4 ways to mean well but do harm:
#1. Allow nagging issues to persist.
You’re responsible if there’s a well-worn path around recurring problems.
Birds that bury their heads in sand get run over. What recurring issue do you need to solve?
Take a forward-facing stance, but for goodness sake, bring up negative patterns that hold people back.
#2. Improve too much.
You demoralize others when you always improve their ideas.
“Go for it,” is better than, “It would be even better if… ?”
Take every opportunity to say, “That’s a great idea. What’s next?” Speak up if you see real problems. Otherwise, add gas to their tank.
Allow people to learn as they go if time allows. Steer clear of telling people how to do things.
Align doing with being.
Connect people with what matters to them.

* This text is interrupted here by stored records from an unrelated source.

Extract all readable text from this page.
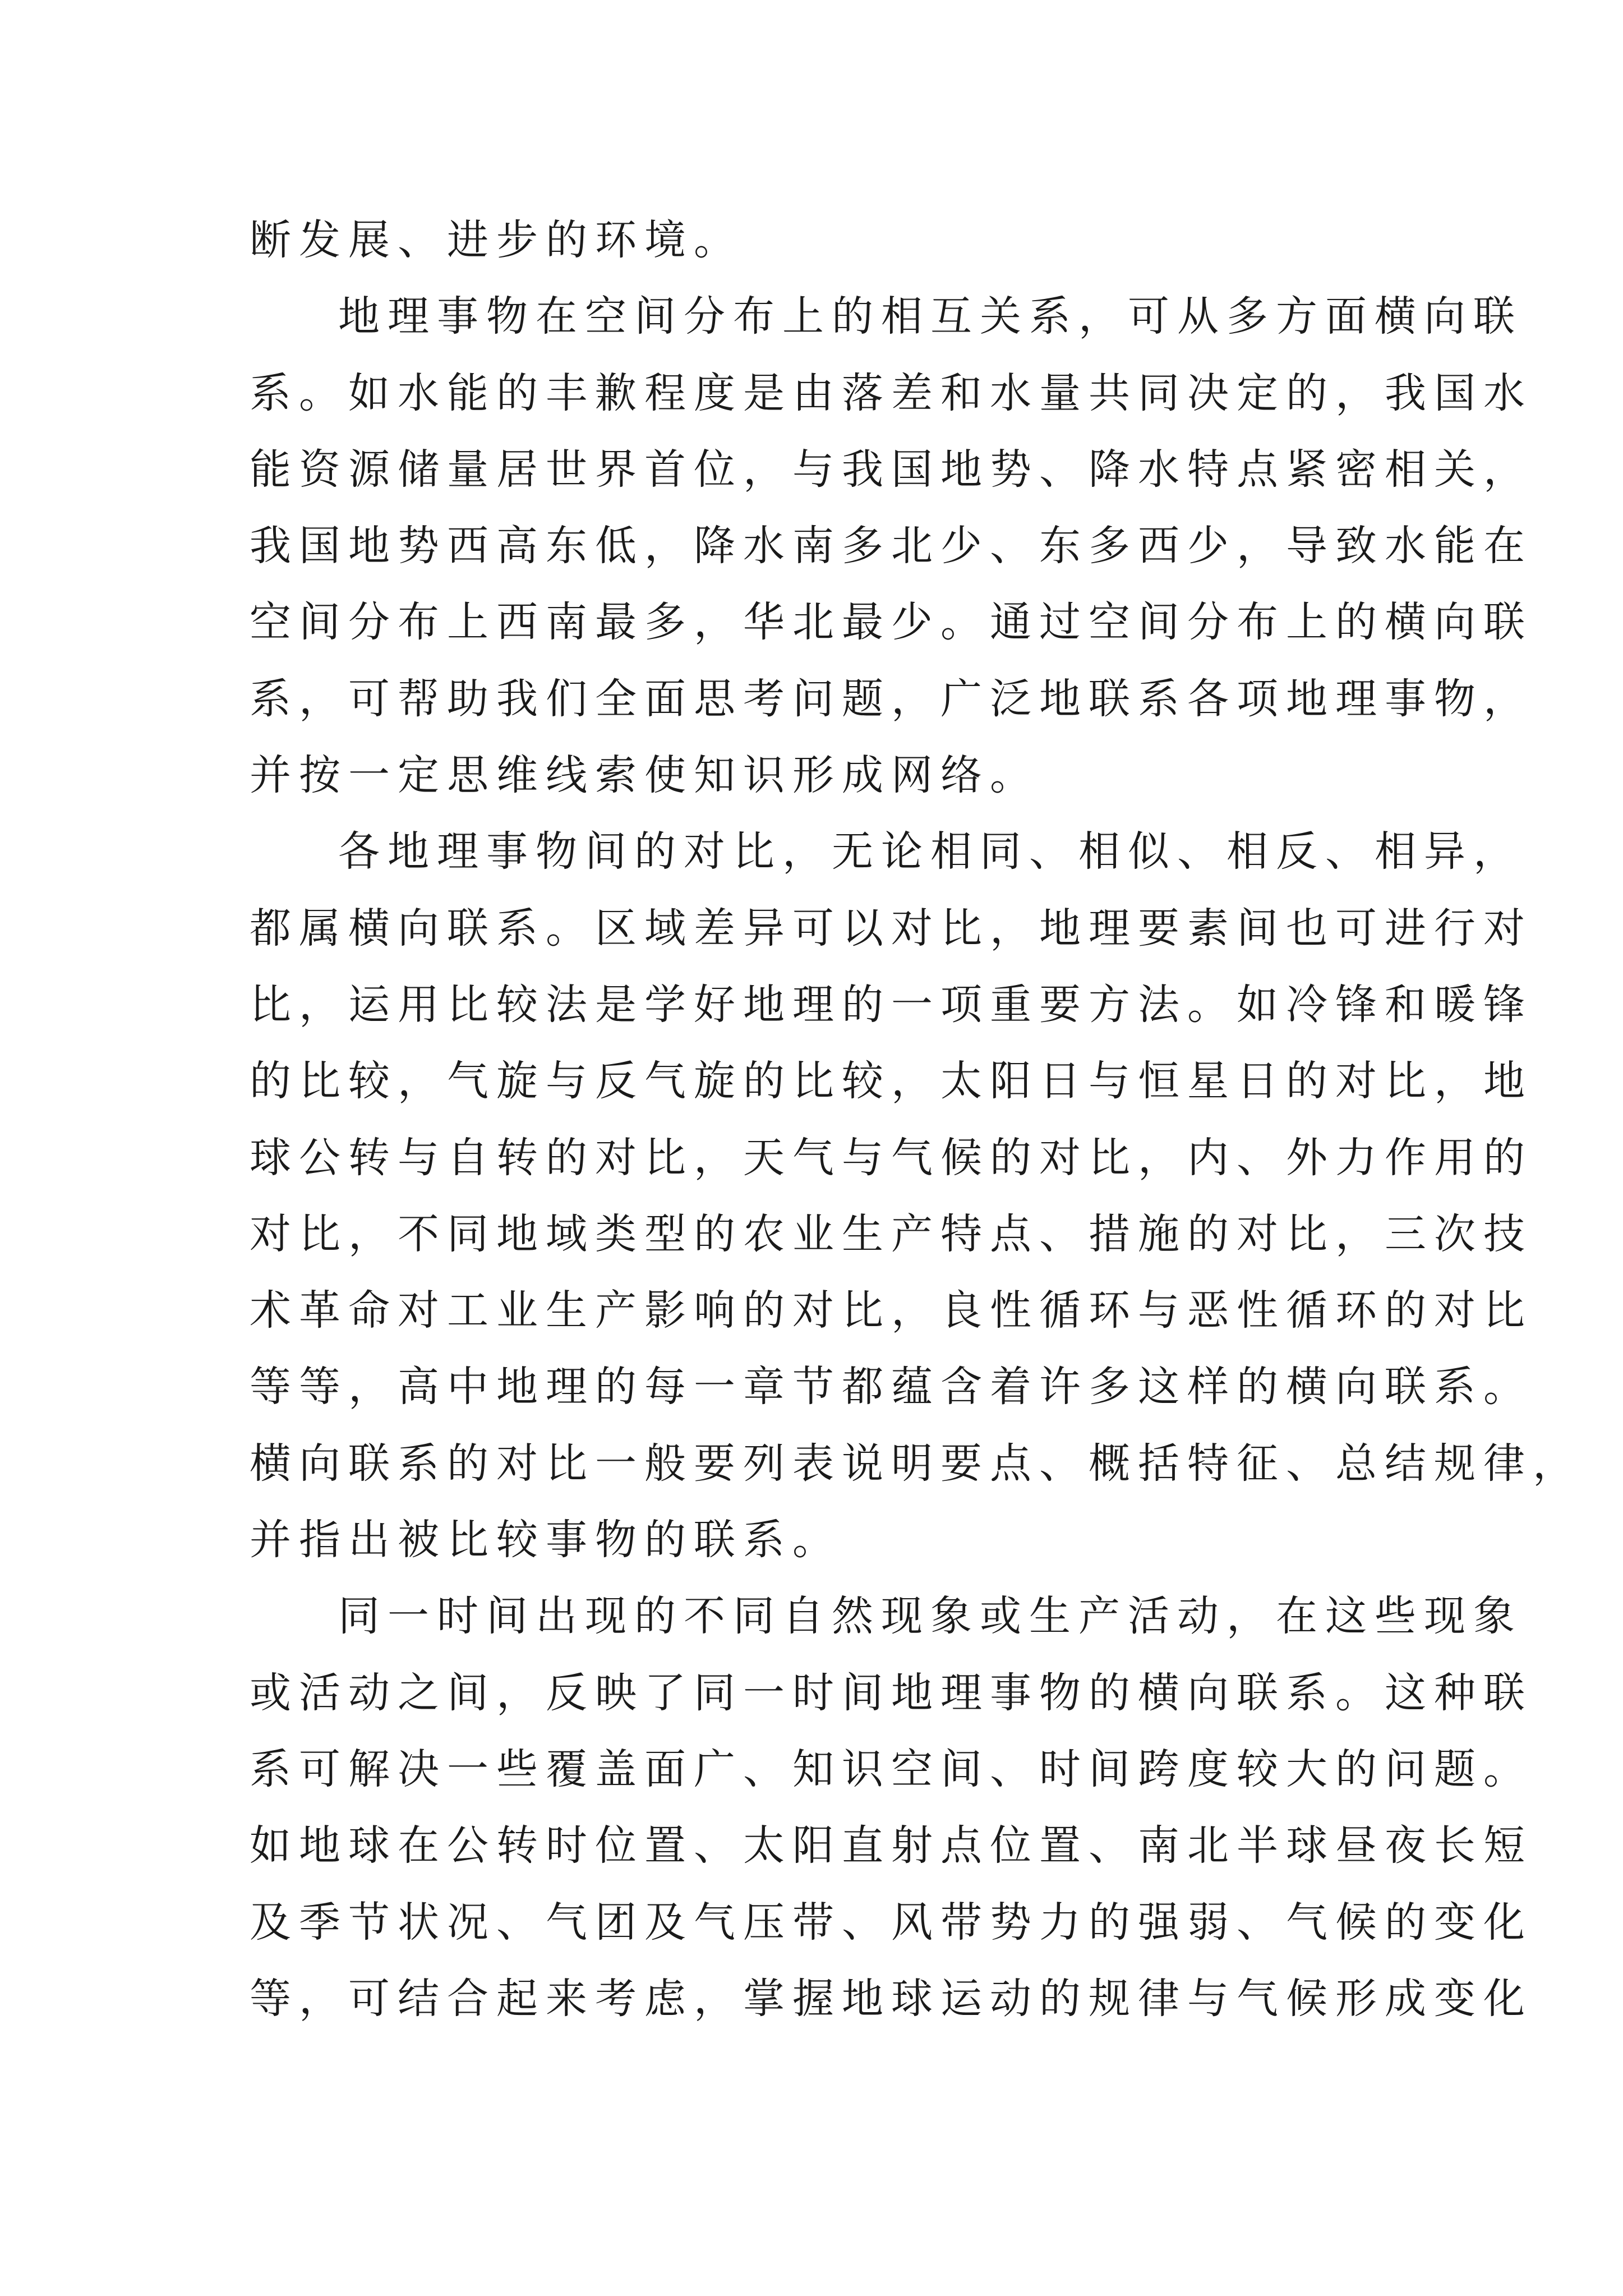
断发展、进步的环境。
地理事物在空间分布上的相互关系，可从多方面横向联
系。如水能的丰歉程度是由落差和水量共同决定的，我国水
能资源储量居世界首位，与我国地势、降水特点紧密相关，
我国地势西高东低，降水南多北少、东多西少，导致水能在
空间分布上西南最多，华北最少。通过空间分布上的横向联
系，可帮助我们全面思考问题，广泛地联系各项地理事物，
并按一定思维线索使知识形成网络。
各地理事物间的对比，无论相同、相似、相反、相异，
都属横向联系。区域差异可以对比，地理要素间也可进行对
比，运用比较法是学好地理的一项重要方法。如冷锋和暖锋
的比较，气旋与反气旋的比较，太阳日与恒星日的对比，地
球公转与自转的对比，天气与气候的对比，内、外力作用的
对比，不同地域类型的农业生产特点、措施的对比，三次技
术革命对工业生产影响的对比，良性循环与恶性循环的对比
等等，高中地理的每一章节都蕴含着许多这样的横向联系。
横向联系的对比一般要列表说明要点、概括特征、总结规律，
并指出被比较事物的联系。
同一时间出现的不同自然现象或生产活动，在这些现象
或活动之间，反映了同一时间地理事物的横向联系。这种联
系可解决一些覆盖面广、知识空间、时间跨度较大的问题。
如地球在公转时位置、太阳直射点位置、南北半球昼夜长短
及季节状况、气团及气压带、风带势力的强弱、气候的变化
等，可结合起来考虑，掌握地球运动的规律与气候形成变化
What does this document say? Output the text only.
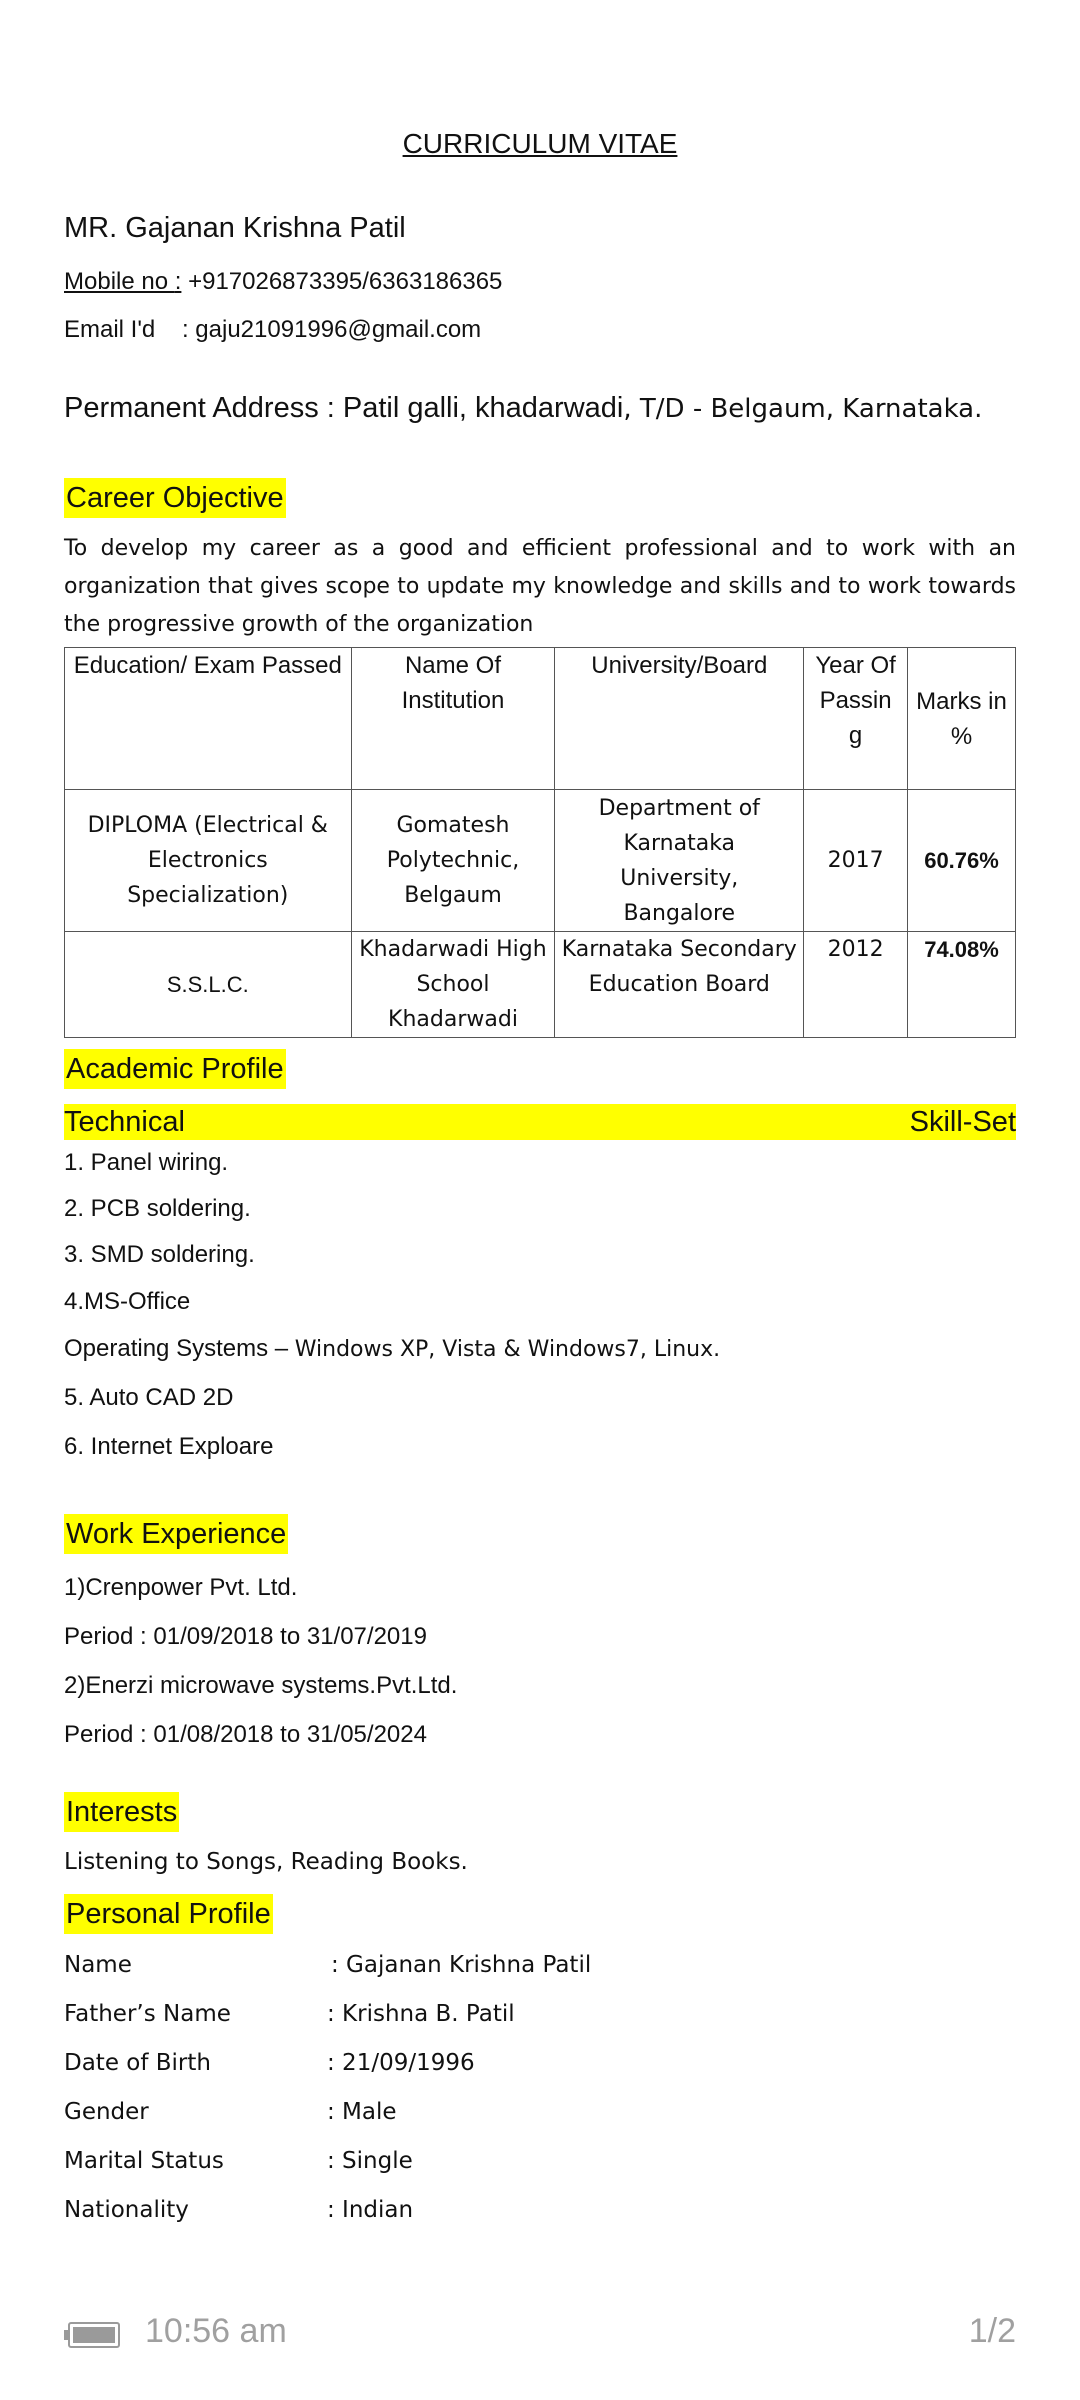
CURRICULUM VITAE

MR. Gajanan Krishna Patil

Mobile no : +917026873395/6363186365

Email I'd    : gaju21091996@gmail.com

Permanent Address : Patil galli, khadarwadi, T/D - Belgaum, Karnataka.

Career Objective

To develop my career as a good and efficient professional and to work with an organization that gives scope to update my knowledge and skills and to work towards the progressive growth of the organization

Education/ Exam Passed	Name Of Institution	University/Board	Year Of Passin g	Marks in %
DIPLOMA (Electrical & Electronics Specialization)	Gomatesh Polytechnic, Belgaum	Department of Karnataka University, Bangalore	2017	60.76%
S.S.L.C.	Khadarwadi High School Khadarwadi	Karnataka Secondary Education Board	2012	74.08%

Academic Profile

Technical	Skill-Set

1. Panel wiring.

2. PCB soldering.

3. SMD soldering.

4.MS-Office

Operating Systems – Windows XP, Vista & Windows7, Linux.

5. Auto CAD 2D

6. Internet Exploare

Work Experience

1)Crenpower Pvt. Ltd.

Period : 01/09/2018 to 31/07/2019

2)Enerzi microwave systems.Pvt.Ltd.

Period : 01/08/2018 to 31/05/2024

Interests

Listening to Songs, Reading Books.

Personal Profile

Name	: Gajanan Krishna Patil

Father’s Name	: Krishna B. Patil

Date of Birth	: 21/09/1996

Gender	: Male

Marital Status	: Single

Nationality	: Indian

10:56 am	1/2
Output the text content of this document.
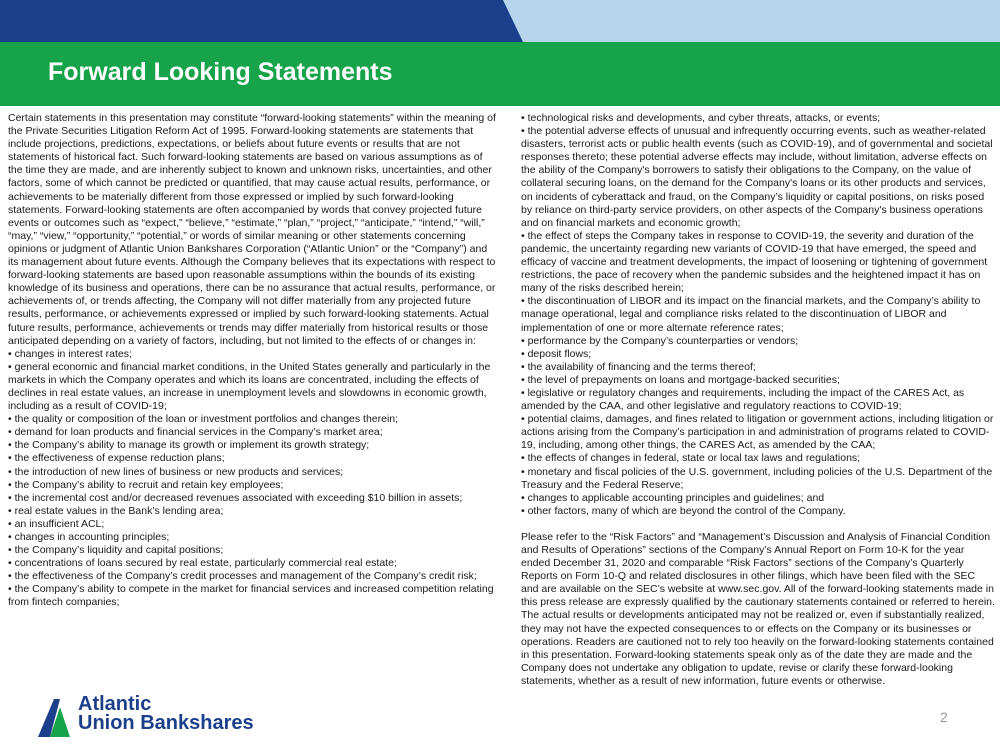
Forward Looking Statements

Certain statements in this presentation may constitute “forward-looking statements” within the meaning of the Private Securities Litigation Reform Act of 1995. Forward-looking statements are statements that include projections, predictions, expectations, or beliefs about future events or results that are not statements of historical fact. Such forward-looking statements are based on various assumptions as of the time they are made, and are inherently subject to known and unknown risks, uncertainties, and other factors, some of which cannot be predicted or quantified, that may cause actual results, performance, or achievements to be materially different from those expressed or implied by such forward-looking statements. Forward-looking statements are often accompanied by words that convey projected future events or outcomes such as “expect,” “believe,” “estimate,” “plan,” “project,” “anticipate,” “intend,” “will,” “may,” “view,” “opportunity,” “potential,” or words of similar meaning or other statements concerning opinions or judgment of Atlantic Union Bankshares Corporation (“Atlantic Union” or the “Company”) and its management about future events. Although the Company believes that its expectations with respect to forward-looking statements are based upon reasonable assumptions within the bounds of its existing knowledge of its business and operations, there can be no assurance that actual results, performance, or achievements of, or trends affecting, the Company will not differ materially from any projected future results, performance, or achievements expressed or implied by such forward-looking statements. Actual future results, performance, achievements or trends may differ materially from historical results or those anticipated depending on a variety of factors, including, but not limited to the effects of or changes in:

• changes in interest rates;

• general economic and financial market conditions, in the United States generally and particularly in the markets in which the Company operates and which its loans are concentrated, including the effects of declines in real estate values, an increase in unemployment levels and slowdowns in economic growth, including as a result of COVID-19;

• the quality or composition of the loan or investment portfolios and changes therein;

• demand for loan products and financial services in the Company’s market area;

• the Company’s ability to manage its growth or implement its growth strategy;

• the effectiveness of expense reduction plans;

• the introduction of new lines of business or new products and services;

• the Company’s ability to recruit and retain key employees;

• the incremental cost and/or decreased revenues associated with exceeding $10 billion in assets;

• real estate values in the Bank’s lending area;

• an insufficient ACL;

• changes in accounting principles;

• the Company’s liquidity and capital positions;

• concentrations of loans secured by real estate, particularly commercial real estate;

• the effectiveness of the Company’s credit processes and management of the Company’s credit risk;

• the Company’s ability to compete in the market for financial services and increased competition relating from fintech companies;

• technological risks and developments, and cyber threats, attacks, or events;

• the potential adverse effects of unusual and infrequently occurring events, such as weather-related disasters, terrorist acts or public health events (such as COVID-19), and of governmental and societal responses thereto; these potential adverse effects may include, without limitation, adverse effects on the ability of the Company's borrowers to satisfy their obligations to the Company, on the value of collateral securing loans, on the demand for the Company's loans or its other products and services, on incidents of cyberattack and fraud, on the Company’s liquidity or capital positions, on risks posed by reliance on third-party service providers, on other aspects of the Company's business operations and on financial markets and economic growth;

• the effect of steps the Company takes in response to COVID-19, the severity and duration of the pandemic, the uncertainty regarding new variants of COVID-19 that have emerged, the speed and efficacy of vaccine and treatment developments, the impact of loosening or tightening of government restrictions, the pace of recovery when the pandemic subsides and the heightened impact it has on many of the risks described herein;

• the discontinuation of LIBOR and its impact on the financial markets, and the Company’s ability to manage operational, legal and compliance risks related to the discontinuation of LIBOR and implementation of one or more alternate reference rates;

• performance by the Company’s counterparties or vendors;

• deposit flows;

• the availability of financing and the terms thereof;

• the level of prepayments on loans and mortgage-backed securities;

• legislative or regulatory changes and requirements, including the impact of the CARES Act, as amended by the CAA, and other legislative and regulatory reactions to COVID-19;

• potential claims, damages, and fines related to litigation or government actions, including litigation or actions arising from the Company’s participation in and administration of programs related to COVID-19, including, among other things, the CARES Act, as amended by the CAA;

• the effects of changes in federal, state or local tax laws and regulations;

• monetary and fiscal policies of the U.S. government, including policies of the U.S. Department of the Treasury and the Federal Reserve;

• changes to applicable accounting principles and guidelines; and

• other factors, many of which are beyond the control of the Company.

Please refer to the “Risk Factors” and “Management’s Discussion and Analysis of Financial Condition and Results of Operations” sections of the Company’s Annual Report on Form 10-K for the year ended December 31, 2020 and comparable “Risk Factors” sections of the Company’s Quarterly Reports on Form 10-Q and related disclosures in other filings, which have been filed with the SEC and are available on the SEC’s website at www.sec.gov. All of the forward-looking statements made in this press release are expressly qualified by the cautionary statements contained or referred to herein. The actual results or developments anticipated may not be realized or, even if substantially realized, they may not have the expected consequences to or effects on the Company or its businesses or operations. Readers are cautioned not to rely too heavily on the forward-looking statements contained in this presentation. Forward-looking statements speak only as of the date they are made and the Company does not undertake any obligation to update, revise or clarify these forward-looking statements, whether as a result of new information, future events or otherwise.

Atlantic
Union Bankshares	2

- What are you trying to accomplish beyond getting something done?
- What are the positive benefits to you and others?
- What’s fulfilling about this? Frustrating?
#3. Jump in to save the day.
Train them and trust them or fire yourself.
Savior-leaders love stepping in to “help”. They actually create resentment and distrust. Worse yet, they disempower people.
Good intentions backfire when you do someone’s job for them.
When you see what they don’t see:
- Point out dangers and issues they may not see. Explain the big picture. Others may not see the negative impact of their behaviors.
- Provide space for team members to reflect on their values, goals, and plans. Just don’t interject yourself into their responsibilities.
- Connect them with others who have experience. “You might talk with ….”
#4. Judge by failure while ignoring success.
It’s easy to figure out what people can’t do. But success is built on what they can do.
How have you boxed in teammates by focusing on past failures?
How might leaders unintentionally hold people back?